Empathy Is Everything
Being a parent has given me a lot of insight on how to be a good teacher. When dealing with a parent or a child who is having difficulty, it is always important to put yourself in their shoes. As a parent, you do not want to be constantly bombarded with how awful your child is. In most cases, when a child is having trouble the parents already know because they are dealing with the same behaviors at home. Look for positives that you can share with parents. Sometimes giving a child self-confidence and praise for small victories goes a long way in helping them to do better.
Really Get to Know Your Students
The best teacher that I have ever worked with, was such an excellent teacher because she took the time to truly get to know the kids and their families. She made it a priority to understand the reasons behind their behavior and struggles. She understood that what worked for one child, might not necessarily work for another. Each child has their own unique abilities and learning styles.

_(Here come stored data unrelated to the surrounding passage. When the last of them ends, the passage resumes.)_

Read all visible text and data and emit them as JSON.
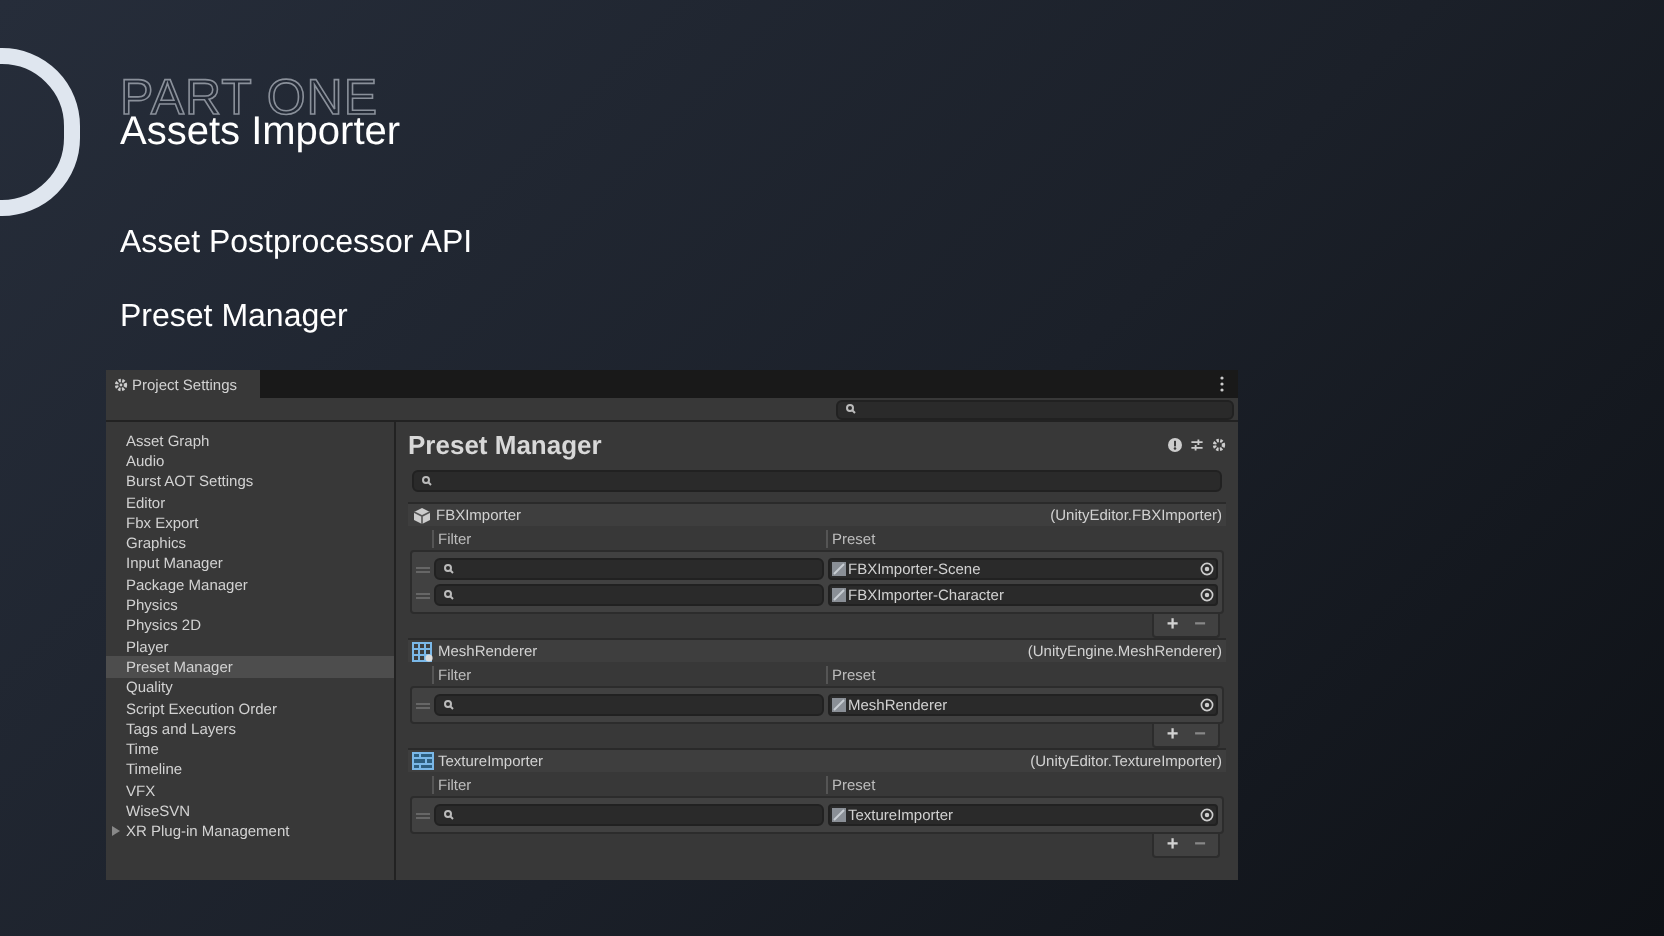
{
  "slide": {
    "overline": "PART ONE",
    "title": "Assets Importer",
    "bullets": [
      "Asset Postprocessor API",
      "Preset Manager"
    ]
  },
  "window": {
    "tab": "Project Settings"
  },
  "sidebar": {
    "items": [
      {
        "label": "Asset Graph",
        "selected": false,
        "kind": "page"
      },
      {
        "label": "Audio",
        "selected": false,
        "kind": "page"
      },
      {
        "label": "Burst AOT Settings",
        "selected": false,
        "kind": "page"
      },
      {
        "label": "Editor",
        "selected": false,
        "kind": "page"
      },
      {
        "label": "Fbx Export",
        "selected": false,
        "kind": "page"
      },
      {
        "label": "Graphics",
        "selected": false,
        "kind": "page"
      },
      {
        "label": "Input Manager",
        "selected": false,
        "kind": "page"
      },
      {
        "label": "Package Manager",
        "selected": false,
        "kind": "page"
      },
      {
        "label": "Physics",
        "selected": false,
        "kind": "page"
      },
      {
        "label": "Physics 2D",
        "selected": false,
        "kind": "page"
      },
      {
        "label": "Player",
        "selected": false,
        "kind": "page"
      },
      {
        "label": "Preset Manager",
        "selected": true,
        "kind": "page"
      },
      {
        "label": "Quality",
        "selected": false,
        "kind": "page"
      },
      {
        "label": "Script Execution Order",
        "selected": false,
        "kind": "page"
      },
      {
        "label": "Tags and Layers",
        "selected": false,
        "kind": "page"
      },
      {
        "label": "Time",
        "selected": false,
        "kind": "page"
      },
      {
        "label": "Timeline",
        "selected": false,
        "kind": "page"
      },
      {
        "label": "VFX",
        "selected": false,
        "kind": "page"
      },
      {
        "label": "WiseSVN",
        "selected": false,
        "kind": "page"
      },
      {
        "label": "XR Plug-in Management",
        "selected": false,
        "kind": "group"
      }
    ]
  },
  "panel": {
    "title": "Preset Manager",
    "groups": [
      {
        "name": "FBXImporter",
        "type": "(UnityEditor.FBXImporter)",
        "kind": "model",
        "columns": [
          "Filter",
          "Preset"
        ],
        "rows": [
          {
            "preset": "FBXImporter-Scene"
          },
          {
            "preset": "FBXImporter-Character"
          }
        ],
        "add": "+",
        "remove": "−"
      },
      {
        "name": "MeshRenderer",
        "type": "(UnityEngine.MeshRenderer)",
        "kind": "renderer",
        "columns": [
          "Filter",
          "Preset"
        ],
        "rows": [
          {
            "preset": "MeshRenderer"
          }
        ],
        "add": "+",
        "remove": "−"
      },
      {
        "name": "TextureImporter",
        "type": "(UnityEditor.TextureImporter)",
        "kind": "texture",
        "columns": [
          "Filter",
          "Preset"
        ],
        "rows": [
          {
            "preset": "TextureImporter"
          }
        ],
        "add": "+",
        "remove": "−"
      }
    ]
  }
}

Actions Speak Louder Than Words
Trust me, they are always watching. They may not always be paying attention when you want them to, but they definitely are when you wish they weren’t. The most effective way to teach children is to be the person you are trying to help them become. Show them what good manners and social skills look like; mirror for them what it means to have a healthy lifestyle and good work habits.
Make It Fun and Make It Last
Even after being out of school for over fifteen years, there are some things that I have learned that I will always remember. I will never forget making my frog dance during biology dissection (I am pretty sure my lab partner, who was a little green, won’t either), dropping an egg from a fire truck ladder and praying the container I built would protect it, or the doves I brought home from science class who spent the entire weekend keeping my parents awake with their mating ritual. Why do these things stick in my head? Because they were fun and I got to be an active participant. The more hands-on a lesson is, the more likely they are to remember it.